A review of Names for Nothingness by Georgia Blain

Nothing is simple, and as Blain herself says, Names for Nothingness raises more questions than it solves. Caitlin’s life is sad, but she finds a kind of peace, even if the reader disapproves of her choice, which seems little more than a living death, pointless and empty. Sharn and Liam’s loss is also inevitable. It has already occurred by the time the novel opens.

Reviewed by Magdalena ball

Names for Nothingness
by Georgia Blain
Picador
April, 2004, $A30, softcover, ISBN: 033036488X

“Every year this happens, seemingly overnight, a loss that is both sudden and inevitable…” (3) Georgia Blain’s fourth novel, Names for Nothingness, is a novel of loss both sudden and inevitable. The novel focuses primarily on the relationships between Sharn, her partner Liam, and Sharn’s daughter Caitlin.

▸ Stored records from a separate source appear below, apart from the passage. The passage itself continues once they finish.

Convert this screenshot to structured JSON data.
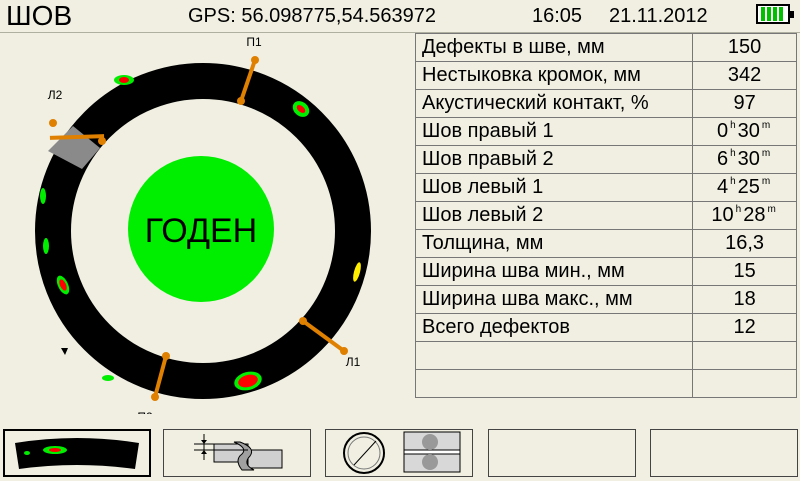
{
  "header": {
    "title": "ШОВ",
    "gps": "GPS: 56.098775,54.563972",
    "time": "16:05",
    "date": "21.11.2012",
    "battery_level": 1.0
  },
  "weld_view": {
    "status": "ГОДЕН",
    "status_color": "#00ee00",
    "markers": {
      "p1": "П1",
      "p2": "П2",
      "l1": "Л1",
      "l2": "Л2"
    },
    "marker_color": "#e08000",
    "defect_color": "#ff0000",
    "contact_color": "#00ee00"
  },
  "params": [
    {
      "label": "Дефекты в шве, мм",
      "value": "150"
    },
    {
      "label": "Нестыковка кромок, мм",
      "value": "342"
    },
    {
      "label": "Акустический контакт, %",
      "value": "97"
    },
    {
      "label": "Шов правый  1",
      "h": "0",
      "m": "30"
    },
    {
      "label": "Шов правый  2",
      "h": "6",
      "m": "30"
    },
    {
      "label": "Шов левый  1",
      "h": "4",
      "m": "25"
    },
    {
      "label": "Шов левый  2",
      "h": "10",
      "m": "28"
    },
    {
      "label": "Толщина, мм",
      "value": "16,3"
    },
    {
      "label": "Ширина шва мин., мм",
      "value": "15"
    },
    {
      "label": "Ширина шва макс., мм",
      "value": "18"
    },
    {
      "label": "Всего дефектов",
      "value": "12"
    },
    {
      "label": "",
      "value": ""
    },
    {
      "label": "",
      "value": ""
    }
  ],
  "units": {
    "h": "h",
    "m": "m"
  },
  "toolbar": [
    {
      "icon": "weld-segment-icon"
    },
    {
      "icon": "edge-misalignment-icon"
    },
    {
      "icon": "pipe-scan-icon"
    },
    {
      "icon": ""
    },
    {
      "icon": ""
    }
  ]
}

Just shy of her eighteenth birthday, Caitlin drops out of high school and joins the Satya Deva “cult”, renouncing her family, her education, and most of all, her own self – her body, her desires and her responsibilities. Sharn’s desperation, Liam’s involvement, and the myriad of emotions surrounding these relationships – filial and maternal guilt, the nature of “giving” and how we express, and provide love and support provide the forward motion of the novel.

Although Satya Deva’s cult is portrayed in as negative a light as it is possible, with plenty of hints about its disreputable nature, Blain refrains from any kind of moralistic tone, and there is an important reality in Caitlin’s own movement towards the cult. It isn’t just Fraser, the good looking recruit who draws her in, as other of her schoolmates are shown rejecting him as attractive but loopy and unappealing. Caitlin is already a misfit – a person who doesn’t feel that life is working for her. We know that the book Fraser gives Caitlin rings true with her, and that her detachment from life is already the cornerstone of her character. Caitlin’s reaction to her daughter’s need for involvement, for physical engagement, makes it clear that her emotional damage predates the cult:

‘I don’t want what other people want.’ She picked at a loose thread on the hem of her uniform. ‘I can’t sit and talk about how I’d like to be a lawyer or a doctor or a journalist, or how I want to be married with children, or own a house, or any of those thing.’ She looked down at the floor. ‘It doesn’t make sense to me.’ She pulled at the tread. The hem came undone. ‘I can’t even pretend.’ (49)

And the cult isn’t where the interest or focus in this book lies. The reader is drawn to Sharn’s guilt, to her desire for change, and the way in which her feelings differ from her actions, which seem to occur in spite of her needs and wants. Sharn feels herself to be a failure, and there are indications of how her early selfishness, and sharp tongue have made her daughter feel unwanted:

She had never been good at any of it, at being with Caitlin or Liam, or even herself. Caitlin learnt very young not to need her. To survive she had to be self-sufficient. In that shack by the river, Sharn let her cry. Sometimes she sat outside wanting only to get away from her. When she came back in, she did not talk to her or comfort her or hold her. She kept her clean. She kept her fed. And she could do no more.(92-3)

Liam is the opposite. He takes Caitlin as she is, loving her fully and instantly, but he also allows her the space to make her own choices and is then surprised by the negativity which results or how he will need to take action to live the life he believes in. He forces himself to see the world as beautiful, and to see the beauty in those around him. For Liam, the real action takes place in nature, in the moments between words: “He looks up at the sky, and in that moment the breeze stirs above them, fanning out the leaves of the traveller palms, the sound like the slow rush of the wheels on the track when a train departs from the station, pulling out from the platform.” (243)

The narrative voice in Names for Nothingness moves between each of the three main characters, Sharn, Liam, and Caitlin, in a way that allows their individual feelings to be the primary focus. We learn about the past through the separate and often disparate memories, from Sharn’s guilt ridden pain , and her longing to be someone other than who she is, to Liam’s attempts to bring back a past through films which captured life in a way that may not ever have been true. The struggle between the past and the present leaves the future uncertain and open.

Nothing is simple, and as Blain herself says, Names for Nothingness raises more questions than it solves. Caitlin’s life is sad, but she finds a kind of peace, even if the reader disapproves of her choice, which seems little more than a living death, pointless and empty. Sharn and Liam’s loss is also inevitable. It has already occurred by the time the novel opens. We also know that everything has changed by the end of the novel, and that something new, maybe something positive will emerge in the new space between Essie, Caitlin‘s daughter, Liam and Sharn, even if that positive thing is very different from what the characters have been driving towards. Names for Nothingness is full of sadness and loss, but it is also delicate, and beautifully written, with a gentle understanding of the frailties of human nature.